Sikder Abdur R, Zomaya Albert Y
International Computer Science Institute, University of California, Berkeley, CA 94704 USA.
IEEE Trans Nanobioscience. 2008 Sep;7(3):200-5. doi: 10.1109/TNB.2008.2002283.
Wetlaufer introduced the classification of domains into continuous and discontinuous. Continuous domains form from a single-chain segment and discontinuous domains are composed of two or more chain segments. Richardson identified approximately 100 domains in her review. Her assignment was based on the concepts that the domain would be independently stable and/or could undergo rigid-body-like movements with respect to the entire protein. There are now several instances where structurally similar domains occur in different proteins in the absence of noticeable sequence similarity. Possibly, the most notable of such domains is the trios-phosphate isomerase (TIM) barrel. With the increase in the number of known sequences, computer algorithms are required to identify the discontinuous domain of an unknown protein chain in order to determine its structure and function. We have developed a novel algorithm for discontinuous-domain boundary prediction based on a machine learning algorithm and interresidue contact interactions values. We have used 415 proteins, including 100 discontinuous-domain chains for training. There is no method available that is designed solely on a sequence based for the prediction of discontinuous domain. DomainDiscovery performed significantly well compared to the structure-based methods like structural classification of proteins (SCOP), class, architecture, topology and homologous superfamily (CATH), and DOMain MAKer (DOMAK).
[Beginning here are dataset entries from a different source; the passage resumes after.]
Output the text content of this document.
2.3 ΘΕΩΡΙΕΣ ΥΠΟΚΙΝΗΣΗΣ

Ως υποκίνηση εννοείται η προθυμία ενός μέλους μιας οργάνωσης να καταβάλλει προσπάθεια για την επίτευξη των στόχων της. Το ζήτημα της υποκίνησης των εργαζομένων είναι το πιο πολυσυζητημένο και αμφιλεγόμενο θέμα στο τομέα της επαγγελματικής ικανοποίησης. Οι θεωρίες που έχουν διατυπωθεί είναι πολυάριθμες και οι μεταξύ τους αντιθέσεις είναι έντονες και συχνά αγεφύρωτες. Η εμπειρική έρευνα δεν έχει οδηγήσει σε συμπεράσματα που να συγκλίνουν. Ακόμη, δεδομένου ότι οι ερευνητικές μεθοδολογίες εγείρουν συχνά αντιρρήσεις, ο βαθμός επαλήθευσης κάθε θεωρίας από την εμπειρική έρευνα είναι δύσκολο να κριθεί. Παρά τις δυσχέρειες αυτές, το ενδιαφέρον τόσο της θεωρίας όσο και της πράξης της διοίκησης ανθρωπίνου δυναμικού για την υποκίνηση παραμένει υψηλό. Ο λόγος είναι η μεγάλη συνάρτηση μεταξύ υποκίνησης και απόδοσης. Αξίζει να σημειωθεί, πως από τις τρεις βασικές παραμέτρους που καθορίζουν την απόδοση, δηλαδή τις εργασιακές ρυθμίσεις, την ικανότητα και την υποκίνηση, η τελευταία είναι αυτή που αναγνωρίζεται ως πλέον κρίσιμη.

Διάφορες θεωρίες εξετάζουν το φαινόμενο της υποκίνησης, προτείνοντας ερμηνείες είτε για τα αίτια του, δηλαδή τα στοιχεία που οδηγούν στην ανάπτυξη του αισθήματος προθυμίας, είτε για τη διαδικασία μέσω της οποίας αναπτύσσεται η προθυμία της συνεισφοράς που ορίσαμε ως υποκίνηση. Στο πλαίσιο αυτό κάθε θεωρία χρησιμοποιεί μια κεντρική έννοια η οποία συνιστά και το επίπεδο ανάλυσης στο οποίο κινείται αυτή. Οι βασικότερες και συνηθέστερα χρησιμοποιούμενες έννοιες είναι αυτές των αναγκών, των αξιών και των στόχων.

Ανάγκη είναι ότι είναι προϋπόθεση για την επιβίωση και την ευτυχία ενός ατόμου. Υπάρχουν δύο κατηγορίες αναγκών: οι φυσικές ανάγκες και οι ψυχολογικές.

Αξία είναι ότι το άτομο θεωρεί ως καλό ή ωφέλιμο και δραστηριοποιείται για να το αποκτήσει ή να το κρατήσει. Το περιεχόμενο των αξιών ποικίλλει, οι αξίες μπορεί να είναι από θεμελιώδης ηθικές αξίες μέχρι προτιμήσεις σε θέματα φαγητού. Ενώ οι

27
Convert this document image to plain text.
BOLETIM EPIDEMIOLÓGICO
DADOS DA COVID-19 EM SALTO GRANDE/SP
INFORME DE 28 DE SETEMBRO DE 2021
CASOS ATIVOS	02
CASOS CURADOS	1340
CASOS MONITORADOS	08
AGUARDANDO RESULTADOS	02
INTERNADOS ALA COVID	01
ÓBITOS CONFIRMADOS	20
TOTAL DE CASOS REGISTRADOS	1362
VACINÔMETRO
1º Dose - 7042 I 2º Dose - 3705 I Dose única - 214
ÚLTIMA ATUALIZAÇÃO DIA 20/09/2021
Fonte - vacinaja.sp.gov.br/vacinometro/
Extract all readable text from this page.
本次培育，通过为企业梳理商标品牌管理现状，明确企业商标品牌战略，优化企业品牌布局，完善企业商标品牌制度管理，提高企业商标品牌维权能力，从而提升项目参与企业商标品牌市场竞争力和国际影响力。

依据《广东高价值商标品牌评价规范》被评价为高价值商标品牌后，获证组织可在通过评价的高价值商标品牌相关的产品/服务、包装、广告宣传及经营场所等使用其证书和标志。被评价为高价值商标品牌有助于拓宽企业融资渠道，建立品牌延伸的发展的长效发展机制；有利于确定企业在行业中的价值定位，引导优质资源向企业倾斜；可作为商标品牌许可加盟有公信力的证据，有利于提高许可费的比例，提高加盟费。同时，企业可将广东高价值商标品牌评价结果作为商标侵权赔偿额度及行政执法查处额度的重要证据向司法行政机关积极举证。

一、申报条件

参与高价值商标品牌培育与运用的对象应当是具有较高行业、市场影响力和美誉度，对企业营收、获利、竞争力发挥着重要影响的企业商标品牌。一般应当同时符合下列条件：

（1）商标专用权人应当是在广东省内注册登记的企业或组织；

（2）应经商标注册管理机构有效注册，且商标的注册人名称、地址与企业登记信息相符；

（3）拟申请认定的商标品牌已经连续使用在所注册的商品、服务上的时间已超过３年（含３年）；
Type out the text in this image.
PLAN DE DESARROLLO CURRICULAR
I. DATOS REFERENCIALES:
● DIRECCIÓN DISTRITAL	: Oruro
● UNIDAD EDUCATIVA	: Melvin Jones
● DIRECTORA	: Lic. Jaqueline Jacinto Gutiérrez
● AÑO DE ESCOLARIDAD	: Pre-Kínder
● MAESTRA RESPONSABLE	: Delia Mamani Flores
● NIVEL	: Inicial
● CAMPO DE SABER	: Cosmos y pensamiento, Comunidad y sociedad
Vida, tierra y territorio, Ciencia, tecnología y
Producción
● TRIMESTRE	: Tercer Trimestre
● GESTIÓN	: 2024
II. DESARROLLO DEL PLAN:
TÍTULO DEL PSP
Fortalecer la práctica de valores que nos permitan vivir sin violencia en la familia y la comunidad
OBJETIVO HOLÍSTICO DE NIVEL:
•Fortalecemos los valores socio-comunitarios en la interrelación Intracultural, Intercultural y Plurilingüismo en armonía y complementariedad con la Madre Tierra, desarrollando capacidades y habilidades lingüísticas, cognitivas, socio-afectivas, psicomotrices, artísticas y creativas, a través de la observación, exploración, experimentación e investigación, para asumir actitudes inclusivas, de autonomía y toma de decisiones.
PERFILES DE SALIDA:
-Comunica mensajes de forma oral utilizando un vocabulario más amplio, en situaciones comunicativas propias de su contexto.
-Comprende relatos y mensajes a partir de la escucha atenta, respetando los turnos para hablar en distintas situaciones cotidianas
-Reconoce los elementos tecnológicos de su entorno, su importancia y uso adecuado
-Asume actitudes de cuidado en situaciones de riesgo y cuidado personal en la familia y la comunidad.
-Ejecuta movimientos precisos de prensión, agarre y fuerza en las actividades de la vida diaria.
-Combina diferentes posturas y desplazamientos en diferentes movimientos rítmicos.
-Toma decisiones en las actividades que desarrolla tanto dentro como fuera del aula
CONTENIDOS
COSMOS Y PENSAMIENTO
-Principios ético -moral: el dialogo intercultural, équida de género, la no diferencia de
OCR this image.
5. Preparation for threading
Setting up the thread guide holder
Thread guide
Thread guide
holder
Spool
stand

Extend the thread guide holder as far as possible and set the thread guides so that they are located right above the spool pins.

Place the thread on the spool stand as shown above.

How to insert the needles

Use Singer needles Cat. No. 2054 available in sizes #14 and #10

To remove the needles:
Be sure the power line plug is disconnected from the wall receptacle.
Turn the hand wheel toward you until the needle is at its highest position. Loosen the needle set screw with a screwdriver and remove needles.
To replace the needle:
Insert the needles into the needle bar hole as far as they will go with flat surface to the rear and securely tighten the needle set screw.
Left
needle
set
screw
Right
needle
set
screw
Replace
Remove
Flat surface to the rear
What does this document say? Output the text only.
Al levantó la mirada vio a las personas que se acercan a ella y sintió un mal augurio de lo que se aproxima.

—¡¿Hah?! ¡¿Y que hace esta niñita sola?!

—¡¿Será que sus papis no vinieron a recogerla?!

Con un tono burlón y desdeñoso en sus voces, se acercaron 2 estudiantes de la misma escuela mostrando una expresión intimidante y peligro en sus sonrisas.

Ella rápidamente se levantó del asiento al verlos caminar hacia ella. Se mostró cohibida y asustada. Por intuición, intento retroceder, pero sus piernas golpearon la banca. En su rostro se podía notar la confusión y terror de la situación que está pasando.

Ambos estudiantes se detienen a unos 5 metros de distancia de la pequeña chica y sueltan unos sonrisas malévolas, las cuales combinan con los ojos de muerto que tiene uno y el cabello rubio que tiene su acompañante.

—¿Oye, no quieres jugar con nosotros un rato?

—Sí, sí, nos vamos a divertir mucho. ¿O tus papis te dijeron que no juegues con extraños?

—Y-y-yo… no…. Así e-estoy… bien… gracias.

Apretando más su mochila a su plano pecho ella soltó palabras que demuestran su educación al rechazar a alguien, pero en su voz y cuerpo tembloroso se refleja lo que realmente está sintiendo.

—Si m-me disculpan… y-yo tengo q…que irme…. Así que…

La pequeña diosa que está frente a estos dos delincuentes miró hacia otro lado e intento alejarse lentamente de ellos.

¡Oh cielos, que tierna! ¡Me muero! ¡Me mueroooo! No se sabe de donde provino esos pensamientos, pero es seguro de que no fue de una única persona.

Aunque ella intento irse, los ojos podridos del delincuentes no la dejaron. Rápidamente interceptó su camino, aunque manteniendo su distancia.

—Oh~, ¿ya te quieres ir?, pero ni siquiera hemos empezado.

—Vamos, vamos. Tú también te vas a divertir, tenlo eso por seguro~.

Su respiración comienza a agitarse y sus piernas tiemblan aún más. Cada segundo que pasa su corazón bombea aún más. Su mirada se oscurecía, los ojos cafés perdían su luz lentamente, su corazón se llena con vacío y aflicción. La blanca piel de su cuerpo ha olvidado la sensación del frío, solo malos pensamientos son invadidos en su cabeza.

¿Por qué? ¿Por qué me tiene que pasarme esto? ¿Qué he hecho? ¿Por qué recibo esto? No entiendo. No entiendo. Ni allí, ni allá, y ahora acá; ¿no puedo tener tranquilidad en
韦特劳弗提出将结构域分为连续型和间断型。连续结构域由单链片段构成,间断结构域则由两个或更多链段组成。理查森在她的综述中识别出了大约100个结构域。她的分类依据是这样的概念:结构域将是独立稳定的,并且/或者相对于整个蛋白质能够进行类似刚体的运动。现在有几个实例,即在不同蛋白质中出现了结构相似的结构域,却没有明显的序列相似性。可能,这类结构域中最著名的就是磷酸丙糖异构酶(TIM)桶状结构。随着已知序列数量的增加,需要计算机算法来识别未知蛋白质链的间断结构域,以便确定其结构和功能。我们基于机器学习算法和残基间接触相互作用值,开发了一种用于间断结构域边界预测的新算法。我们使用了415种蛋白质,包括100条间断结构域链用于训练。目前没有仅基于序列设计的用于预测间断结构域的方法。与基于结构的方法如蛋白质结构分类(SCOP)、类别、结构、拓扑和同源超家族(CATH)以及结构域标记(DOMAK)相比,DomainDiscovery的表现显著良好。